The only casualty has been our cat, Lefty, who’s highly miffed about the appearance of the two Houston refugee dogs and has been slinking around the perimeter of the house for days, refusing to come inside.  I think Lefty has a lot of growing up to do.

“Remember how you used to put smoke bombs in our neighbor’s car tailpipes?” my brother-in-law asked at dinner.

“Not in their tailpipes,” my husband said.  “Just under their cars.”

“And sugar in their gasoline tank?” my brother-in-law continued.

“I never put sugar in anybody‘s gas tank,” my husband said.  “Only juvenile delinquents do things like that.”

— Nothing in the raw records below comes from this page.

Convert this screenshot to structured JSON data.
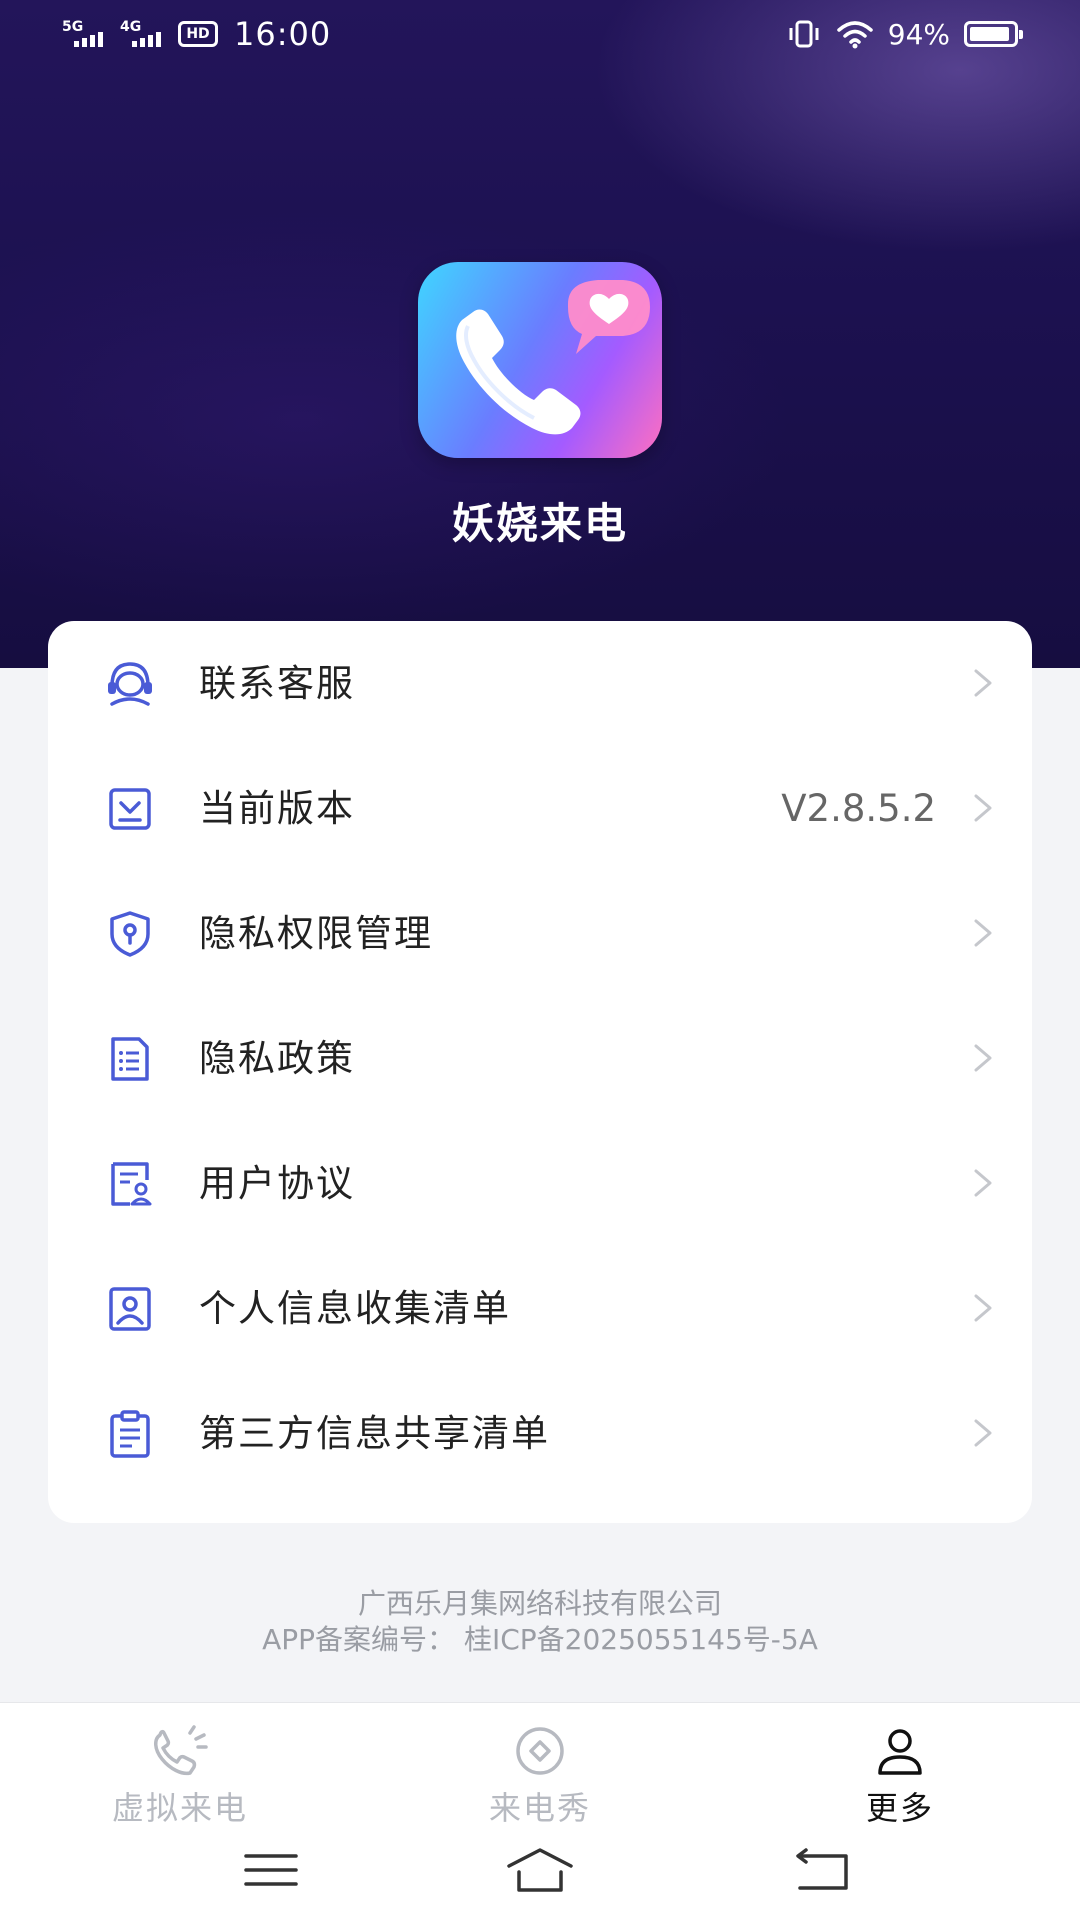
{
  "status_bar": {
    "signal_1_label": "5G",
    "signal_2_label": "4G",
    "hd_label": "HD",
    "time": "16:00",
    "battery_percent": "94%",
    "battery_level": 0.94
  },
  "header": {
    "app_name": "妖娆来电",
    "logo_icon": "phone-heart-app-icon"
  },
  "menu": {
    "items": [
      {
        "label": "联系客服",
        "icon": "customer-service-icon",
        "value": ""
      },
      {
        "label": "当前版本",
        "icon": "version-download-icon",
        "value": "V2.8.5.2"
      },
      {
        "label": "隐私权限管理",
        "icon": "privacy-shield-icon",
        "value": ""
      },
      {
        "label": "隐私政策",
        "icon": "document-list-icon",
        "value": ""
      },
      {
        "label": "用户协议",
        "icon": "user-agreement-icon",
        "value": ""
      },
      {
        "label": "个人信息收集清单",
        "icon": "personal-info-icon",
        "value": ""
      },
      {
        "label": "第三方信息共享清单",
        "icon": "clipboard-list-icon",
        "value": ""
      }
    ]
  },
  "footer": {
    "company": "广西乐月集网络科技有限公司",
    "icp": "APP备案编号：  桂ICP备2025055145号-5A"
  },
  "bottom_nav": {
    "items": [
      {
        "label": "虚拟来电",
        "icon": "incoming-call-icon",
        "active": false
      },
      {
        "label": "来电秀",
        "icon": "call-show-icon",
        "active": false
      },
      {
        "label": "更多",
        "icon": "person-icon",
        "active": true
      }
    ]
  },
  "colors": {
    "header_bg": "#1c1150",
    "accent_blue": "#4a5bd6",
    "active_nav": "#111111",
    "inactive_nav": "#b7bac1",
    "page_bg": "#f3f4f7"
  }
}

Listening to the two of them, I can close my eyes and hear very little difference in their voices, their likes and dislikes.  They both hate carbohydrates, pomposity, too many rules, and religious ideologues.  They love their work, provoking conservatives and their own wives, playing golf in old, rumpled clothes and never keeping score.

I’ve known the two of them for the great majority of my life, I realize.  I knew them when they were young and brash and unformed, more competitive with each other.  Hell, I knew them when they both had hair.

I’ve listened to them for so many years, I can anticipate the topics that are coming up.  The stories about the impromptu balloons they used to make from plastic cleaning bags, filling them with gas from the kitchen stove.  They’d attach a lit cigarette at the end of a fuse and watch as the balloon rose into the air, then burst into flames.  One time, in an excess of excitement, they almost sent their little sister up into the air, attached to one of their balloons. Another time, they flew from Oregon to Texas with dynamite in their luggage they’d gotten from one of their crazy cousins.   Just good, clean, boyhood fun when you’re growing up in the wastelands of West Texas.

Today, after learning their house finally had power again, my brother- and sister-in-law took their refugee dogs and went back to Houston.  The house is now quiet — too quiet.  In the meantime, I can still hear the laughter and the stories and I’m thinking that Lefty will be coming back soon, once he’s punished us a little more for inviting the dogs into his house.